We'll differentiate the function with respect to x:

f'(x) = 1/sqrt(1-x^2) - 3/sqrt(1-x^2) + [2x*sqrt(1-x)^2]'/sqrt[1-4x^2*(1-x^2)]

f'(x) = -2/sqrt(1-x^2) + [2sqrt(1-x^2) - 2x*2x/2sqrt(1-x^2)]/sqrt(1-4x^2 + 4x^4)

f'(x) = -2/sqrt(1-x^2) + [2(1-x^2)-2x^2]/(1-2x^2)sqrt(1-x^2)

f'(x) = -2/sqrt(1-x^2) + (2-4x^2)/(1-2x^2)sqrt(1-x^2)

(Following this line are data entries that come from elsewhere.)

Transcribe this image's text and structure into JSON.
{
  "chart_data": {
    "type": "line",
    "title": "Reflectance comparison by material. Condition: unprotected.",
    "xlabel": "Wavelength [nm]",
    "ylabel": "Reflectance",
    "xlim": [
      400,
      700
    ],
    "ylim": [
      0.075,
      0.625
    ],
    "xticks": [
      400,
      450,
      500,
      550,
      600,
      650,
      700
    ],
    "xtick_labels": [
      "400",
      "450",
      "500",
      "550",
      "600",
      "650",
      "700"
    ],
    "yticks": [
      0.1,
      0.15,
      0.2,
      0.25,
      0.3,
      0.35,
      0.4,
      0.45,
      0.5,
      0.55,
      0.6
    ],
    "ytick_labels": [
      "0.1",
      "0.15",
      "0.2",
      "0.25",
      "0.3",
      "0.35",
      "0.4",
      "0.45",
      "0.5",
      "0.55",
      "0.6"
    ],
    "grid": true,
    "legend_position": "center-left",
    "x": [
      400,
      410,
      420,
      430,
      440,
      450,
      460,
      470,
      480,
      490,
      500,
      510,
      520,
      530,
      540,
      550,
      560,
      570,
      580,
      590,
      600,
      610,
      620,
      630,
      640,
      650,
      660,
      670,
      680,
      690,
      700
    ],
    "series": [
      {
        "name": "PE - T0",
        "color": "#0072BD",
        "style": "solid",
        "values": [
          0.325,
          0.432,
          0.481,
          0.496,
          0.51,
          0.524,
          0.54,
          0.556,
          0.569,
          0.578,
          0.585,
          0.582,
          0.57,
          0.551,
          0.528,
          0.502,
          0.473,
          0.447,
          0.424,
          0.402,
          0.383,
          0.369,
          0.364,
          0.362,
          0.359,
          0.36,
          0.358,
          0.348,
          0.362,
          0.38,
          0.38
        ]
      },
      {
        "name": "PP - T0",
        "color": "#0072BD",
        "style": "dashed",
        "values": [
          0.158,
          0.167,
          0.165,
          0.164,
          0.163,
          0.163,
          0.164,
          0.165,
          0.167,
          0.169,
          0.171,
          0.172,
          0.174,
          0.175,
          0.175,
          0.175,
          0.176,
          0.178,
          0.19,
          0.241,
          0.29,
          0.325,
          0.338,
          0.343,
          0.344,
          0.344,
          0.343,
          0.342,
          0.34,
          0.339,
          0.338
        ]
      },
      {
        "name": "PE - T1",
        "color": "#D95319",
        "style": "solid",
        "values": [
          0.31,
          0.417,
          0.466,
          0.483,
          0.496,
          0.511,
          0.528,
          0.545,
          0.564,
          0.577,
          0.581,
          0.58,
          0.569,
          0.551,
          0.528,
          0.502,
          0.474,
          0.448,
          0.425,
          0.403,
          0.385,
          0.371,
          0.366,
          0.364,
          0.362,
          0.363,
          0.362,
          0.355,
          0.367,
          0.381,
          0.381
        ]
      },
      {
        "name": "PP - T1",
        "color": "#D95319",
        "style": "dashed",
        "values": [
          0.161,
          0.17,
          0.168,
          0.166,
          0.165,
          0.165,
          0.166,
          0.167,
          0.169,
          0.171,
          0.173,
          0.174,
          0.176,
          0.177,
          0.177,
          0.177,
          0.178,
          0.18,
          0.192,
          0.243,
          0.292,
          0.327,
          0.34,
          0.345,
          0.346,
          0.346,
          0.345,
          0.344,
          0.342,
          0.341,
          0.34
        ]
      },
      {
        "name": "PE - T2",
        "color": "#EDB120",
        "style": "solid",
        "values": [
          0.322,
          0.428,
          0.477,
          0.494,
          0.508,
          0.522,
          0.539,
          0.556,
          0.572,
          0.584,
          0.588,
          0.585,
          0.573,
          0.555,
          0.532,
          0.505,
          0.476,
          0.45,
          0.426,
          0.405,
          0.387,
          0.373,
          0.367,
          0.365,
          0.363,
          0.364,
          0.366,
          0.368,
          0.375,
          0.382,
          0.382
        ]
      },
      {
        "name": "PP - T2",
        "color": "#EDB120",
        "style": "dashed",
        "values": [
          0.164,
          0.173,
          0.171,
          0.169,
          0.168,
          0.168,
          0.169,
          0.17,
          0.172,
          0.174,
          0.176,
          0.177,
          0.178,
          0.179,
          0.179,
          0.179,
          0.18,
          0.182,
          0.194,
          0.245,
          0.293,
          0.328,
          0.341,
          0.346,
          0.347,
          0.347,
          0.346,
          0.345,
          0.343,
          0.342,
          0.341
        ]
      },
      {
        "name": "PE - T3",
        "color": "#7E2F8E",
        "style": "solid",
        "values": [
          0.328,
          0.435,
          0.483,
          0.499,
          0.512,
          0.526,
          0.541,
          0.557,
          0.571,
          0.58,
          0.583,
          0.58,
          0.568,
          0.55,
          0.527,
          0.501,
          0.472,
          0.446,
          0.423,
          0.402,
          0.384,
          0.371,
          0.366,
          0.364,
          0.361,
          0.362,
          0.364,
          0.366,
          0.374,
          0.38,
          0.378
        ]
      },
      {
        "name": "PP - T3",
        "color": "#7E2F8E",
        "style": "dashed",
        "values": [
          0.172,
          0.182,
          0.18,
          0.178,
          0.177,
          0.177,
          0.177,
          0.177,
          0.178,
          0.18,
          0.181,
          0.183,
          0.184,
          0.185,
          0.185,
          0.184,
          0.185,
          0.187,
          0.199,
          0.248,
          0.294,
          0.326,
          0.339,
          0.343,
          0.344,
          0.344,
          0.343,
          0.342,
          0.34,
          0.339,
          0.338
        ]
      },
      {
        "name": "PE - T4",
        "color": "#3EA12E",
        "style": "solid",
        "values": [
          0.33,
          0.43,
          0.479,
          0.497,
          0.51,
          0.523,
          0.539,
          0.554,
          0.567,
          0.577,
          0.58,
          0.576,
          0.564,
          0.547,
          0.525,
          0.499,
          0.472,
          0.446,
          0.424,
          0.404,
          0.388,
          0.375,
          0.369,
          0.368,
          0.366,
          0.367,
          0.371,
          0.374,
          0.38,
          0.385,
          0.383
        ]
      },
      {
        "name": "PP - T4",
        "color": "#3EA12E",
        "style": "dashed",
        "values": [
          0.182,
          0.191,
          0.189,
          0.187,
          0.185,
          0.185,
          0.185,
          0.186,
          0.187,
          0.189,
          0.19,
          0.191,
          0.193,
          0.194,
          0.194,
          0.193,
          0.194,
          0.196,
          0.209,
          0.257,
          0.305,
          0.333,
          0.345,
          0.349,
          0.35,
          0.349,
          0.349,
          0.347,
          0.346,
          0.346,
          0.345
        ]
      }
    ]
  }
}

f'(x) = -2/sqrt(1-x^2) + 2(1-2x^2)/(1-2x^2)sqrt(1-x^2)

f'(x) = -2/sqrt(1-x^2) + 2/sqrt(1-x^2)

f'(x) = 0

Since the 1st derivative of the function is zero, therefore the function is a constant.

For x = 0 => f(0) = arcsin 0 + 3arccos 0 + arcsin 0

f(0) = 0 + 3*`pi` /2 + 0

f(0) = 3`pi` /2

The given function f(x) is constant and for x = 0 is f(0) = 3`pi` ` ` /2.